En tout cas, dans la phrase initialement proposée ("Quand tu voyages sans argent, tu te sens fragile car ta vie est entre les mains des *locaux*"), _habitants _tout seul ne suffit pas bien à rendre l'idée.

Si on peut dire très correctement _un régional (_"le régional de l'étape"), je ne vois pas ce qu'on pourrait reprocher formellement à _un local_. Peu me chaut si cet usage existe aussi en anglais: on ne va tout de même pas se singulariser pour le plaisir de faire autrement (car c'est cela qui serait véritablement vivre sous l'influence de cette langue: en vous référant constamment à elle pour vous en différencier à tout prix, vous me semblez tout autant obnubilé par elle que bien des "anglomanes" que vous dénoncez...).

Je vous concède que l'usage du singulier est assez peu courant à ce jour. Mais il en va de même pour le substantif _national ("_un avantage réservé aux nationaux" etc.). Selon moi, on dira un jour _un local _aussi naturellement que _un régional _(et _un national_).


----------



## gentilhom

La langue française n'a pas attendu 'locaux' pour exprimer le sens de la phrase en discussion. Il suffit de dire 'l'habitant', au singulier. Voilà. Si cela est trop simple, tant pis.


----------



## enoeno

Chimel said:


> En tout cas, dans la phrase initialement proposée ("Quand tu voyages sans argent, tu te sens fragile car ta vie est entre les mains des *locaux*"), _habitants _tout seul ne suffit pas bien à rendre l'idée.



Merci Chimel de m'aider à préciser le sens du mot que je recherche.  Le problème avec les mots autres que locaux c'est qu'ils sont tous rattachés à une notion : ex _habitants_ et _riverains_ renvoient à un style de vie occiental (style de vie sédentaire, maison, rue,....).

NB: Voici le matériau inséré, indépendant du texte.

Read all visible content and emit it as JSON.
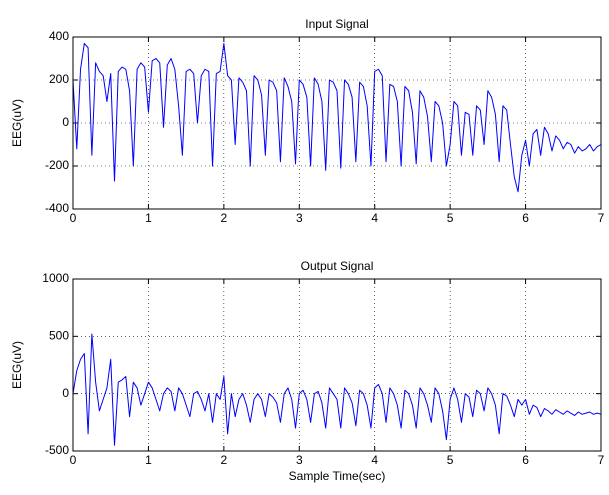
{
  "chart_data": [
    {
      "type": "line",
      "title": "Input Signal",
      "ylabel": "EEG(uV)",
      "x": [
        0,
        0.05,
        0.1,
        0.15,
        0.2,
        0.25,
        0.3,
        0.35,
        0.4,
        0.45,
        0.5,
        0.55,
        0.6,
        0.65,
        0.7,
        0.75,
        0.8,
        0.85,
        0.9,
        0.95,
        1,
        1.05,
        1.1,
        1.15,
        1.2,
        1.25,
        1.3,
        1.35,
        1.4,
        1.45,
        1.5,
        1.55,
        1.6,
        1.65,
        1.7,
        1.75,
        1.8,
        1.85,
        1.9,
        1.95,
        2,
        2.05,
        2.1,
        2.15,
        2.2,
        2.25,
        2.3,
        2.35,
        2.4,
        2.45,
        2.5,
        2.55,
        2.6,
        2.65,
        2.7,
        2.75,
        2.8,
        2.85,
        2.9,
        2.95,
        3,
        3.05,
        3.1,
        3.15,
        3.2,
        3.25,
        3.3,
        3.35,
        3.4,
        3.45,
        3.5,
        3.55,
        3.6,
        3.65,
        3.7,
        3.75,
        3.8,
        3.85,
        3.9,
        3.95,
        4,
        4.05,
        4.1,
        4.15,
        4.2,
        4.25,
        4.3,
        4.35,
        4.4,
        4.45,
        4.5,
        4.55,
        4.6,
        4.65,
        4.7,
        4.75,
        4.8,
        4.85,
        4.9,
        4.95,
        5,
        5.05,
        5.1,
        5.15,
        5.2,
        5.25,
        5.3,
        5.35,
        5.4,
        5.45,
        5.5,
        5.55,
        5.6,
        5.65,
        5.7,
        5.75,
        5.8,
        5.85,
        5.9,
        5.95,
        6,
        6.05,
        6.1,
        6.15,
        6.2,
        6.25,
        6.3,
        6.35,
        6.4,
        6.45,
        6.5,
        6.55,
        6.6,
        6.65,
        6.7,
        6.75,
        6.8,
        6.85,
        6.9,
        6.95,
        7
      ],
      "series": [
        {
          "color": "#0000ff",
          "values": [
            200,
            -120,
            250,
            370,
            350,
            -150,
            280,
            240,
            220,
            100,
            230,
            -270,
            240,
            260,
            250,
            150,
            -200,
            250,
            280,
            260,
            50,
            290,
            300,
            280,
            -20,
            270,
            300,
            250,
            80,
            -150,
            240,
            250,
            230,
            0,
            220,
            250,
            240,
            -200,
            230,
            240,
            370,
            220,
            200,
            -100,
            210,
            190,
            150,
            -200,
            220,
            200,
            130,
            -150,
            200,
            190,
            150,
            -180,
            210,
            170,
            100,
            -190,
            200,
            180,
            120,
            -200,
            210,
            180,
            100,
            -220,
            200,
            190,
            150,
            -210,
            200,
            180,
            120,
            -180,
            190,
            170,
            80,
            -200,
            240,
            250,
            220,
            -180,
            180,
            170,
            100,
            -200,
            170,
            150,
            50,
            -190,
            150,
            120,
            30,
            -180,
            100,
            80,
            0,
            -200,
            -100,
            100,
            80,
            -150,
            50,
            40,
            -150,
            80,
            60,
            -100,
            150,
            120,
            40,
            -180,
            80,
            60,
            -100,
            -250,
            -320,
            -150,
            -80,
            -200,
            -50,
            -30,
            -150,
            -20,
            -50,
            -130,
            -60,
            -80,
            -120,
            -90,
            -100,
            -140,
            -110,
            -130,
            -120,
            -100,
            -130,
            -110,
            -100
          ]
        }
      ],
      "xlim": [
        0,
        7
      ],
      "xticks": [
        0,
        1,
        2,
        3,
        4,
        5,
        6,
        7
      ],
      "ylim": [
        -400,
        400
      ],
      "yticks": [
        -400,
        -200,
        0,
        200,
        400
      ],
      "grid": true
    },
    {
      "type": "line",
      "title": "Output Signal",
      "xlabel": "Sample Time(sec)",
      "ylabel": "EEG(uV)",
      "x": [
        0,
        0.05,
        0.1,
        0.15,
        0.2,
        0.25,
        0.3,
        0.35,
        0.4,
        0.45,
        0.5,
        0.55,
        0.6,
        0.65,
        0.7,
        0.75,
        0.8,
        0.85,
        0.9,
        0.95,
        1,
        1.05,
        1.1,
        1.15,
        1.2,
        1.25,
        1.3,
        1.35,
        1.4,
        1.45,
        1.5,
        1.55,
        1.6,
        1.65,
        1.7,
        1.75,
        1.8,
        1.85,
        1.9,
        1.95,
        2,
        2.05,
        2.1,
        2.15,
        2.2,
        2.25,
        2.3,
        2.35,
        2.4,
        2.45,
        2.5,
        2.55,
        2.6,
        2.65,
        2.7,
        2.75,
        2.8,
        2.85,
        2.9,
        2.95,
        3,
        3.05,
        3.1,
        3.15,
        3.2,
        3.25,
        3.3,
        3.35,
        3.4,
        3.45,
        3.5,
        3.55,
        3.6,
        3.65,
        3.7,
        3.75,
        3.8,
        3.85,
        3.9,
        3.95,
        4,
        4.05,
        4.1,
        4.15,
        4.2,
        4.25,
        4.3,
        4.35,
        4.4,
        4.45,
        4.5,
        4.55,
        4.6,
        4.65,
        4.7,
        4.75,
        4.8,
        4.85,
        4.9,
        4.95,
        5,
        5.05,
        5.1,
        5.15,
        5.2,
        5.25,
        5.3,
        5.35,
        5.4,
        5.45,
        5.5,
        5.55,
        5.6,
        5.65,
        5.7,
        5.75,
        5.8,
        5.85,
        5.9,
        5.95,
        6,
        6.05,
        6.1,
        6.15,
        6.2,
        6.25,
        6.3,
        6.35,
        6.4,
        6.45,
        6.5,
        6.55,
        6.6,
        6.65,
        6.7,
        6.75,
        6.8,
        6.85,
        6.9,
        6.95,
        7
      ],
      "series": [
        {
          "color": "#0000ff",
          "values": [
            0,
            200,
            300,
            350,
            -350,
            520,
            100,
            -150,
            -50,
            50,
            300,
            -450,
            100,
            120,
            150,
            -200,
            100,
            50,
            -100,
            0,
            100,
            50,
            -50,
            -150,
            0,
            50,
            20,
            -150,
            50,
            0,
            -100,
            -200,
            0,
            20,
            -50,
            -150,
            0,
            -250,
            0,
            -50,
            150,
            -350,
            0,
            -200,
            -50,
            0,
            -100,
            -250,
            -50,
            0,
            -50,
            -200,
            0,
            -30,
            -80,
            -250,
            0,
            50,
            -50,
            -300,
            0,
            30,
            -50,
            -250,
            0,
            20,
            -80,
            -300,
            50,
            0,
            -50,
            -300,
            50,
            0,
            -80,
            -280,
            30,
            0,
            -100,
            -300,
            50,
            80,
            0,
            -250,
            50,
            0,
            -100,
            -300,
            30,
            0,
            -100,
            -300,
            50,
            0,
            -100,
            -250,
            50,
            0,
            -150,
            -400,
            -50,
            50,
            -50,
            -250,
            0,
            -30,
            -200,
            30,
            0,
            -150,
            50,
            0,
            -100,
            -350,
            0,
            -20,
            -100,
            -200,
            -50,
            -100,
            -50,
            -180,
            -100,
            -120,
            -200,
            -130,
            -150,
            -180,
            -140,
            -160,
            -180,
            -150,
            -170,
            -190,
            -160,
            -180,
            -170,
            -160,
            -180,
            -170,
            -180
          ]
        }
      ],
      "xlim": [
        0,
        7
      ],
      "xticks": [
        0,
        1,
        2,
        3,
        4,
        5,
        6,
        7
      ],
      "ylim": [
        -500,
        1000
      ],
      "yticks": [
        -500,
        0,
        500,
        1000
      ],
      "grid": true
    }
  ]
}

Que dire donc quand ces _locaux_ n'ont pas de maison, rue ? Avec locaux on est pas limité à un nombre de pays ou de style de vie.

Notez d'ailleurs que ce mot est déjà utilisé dans le language courant des français vivant à l'étranger (qui disent fréquemment : "lui, c'est un local", "les locaux sont sympas, tu verras"), à quand dans les dictionnaires ?


----------



## Boileau419

Pour moi, quand on utilise une image imagée, même usée jusqu'à la corde, il faut toujours faire attention de ne pas provoquer des courts-circuits avec ce qui suit. 

Quand on rapproche la locution imagée "entre les mains de" de "locaux" dans un sens qui n'est pas acclimaté dans la langue française (en dehors du cercle de certains journalistes germanopratins et d'expatriés plus ou moins frottés d'anglais indigène), vous avez un court-circuit stylistique, comme si les bâtiments avaient des mains. Si encore "les locaux" était en position de sujet en début de phrase, sans métaphore ou image qui brouille, cela pourrait passer, mais là, ça dérange. Comme si on disait: "J'ai réuni les locaux dans un local".

Je propose donc : 

"Quand tu voyages sans argent, tu te sens fragile*, *car ta vie est entre les mains de l'hôte de rencontre."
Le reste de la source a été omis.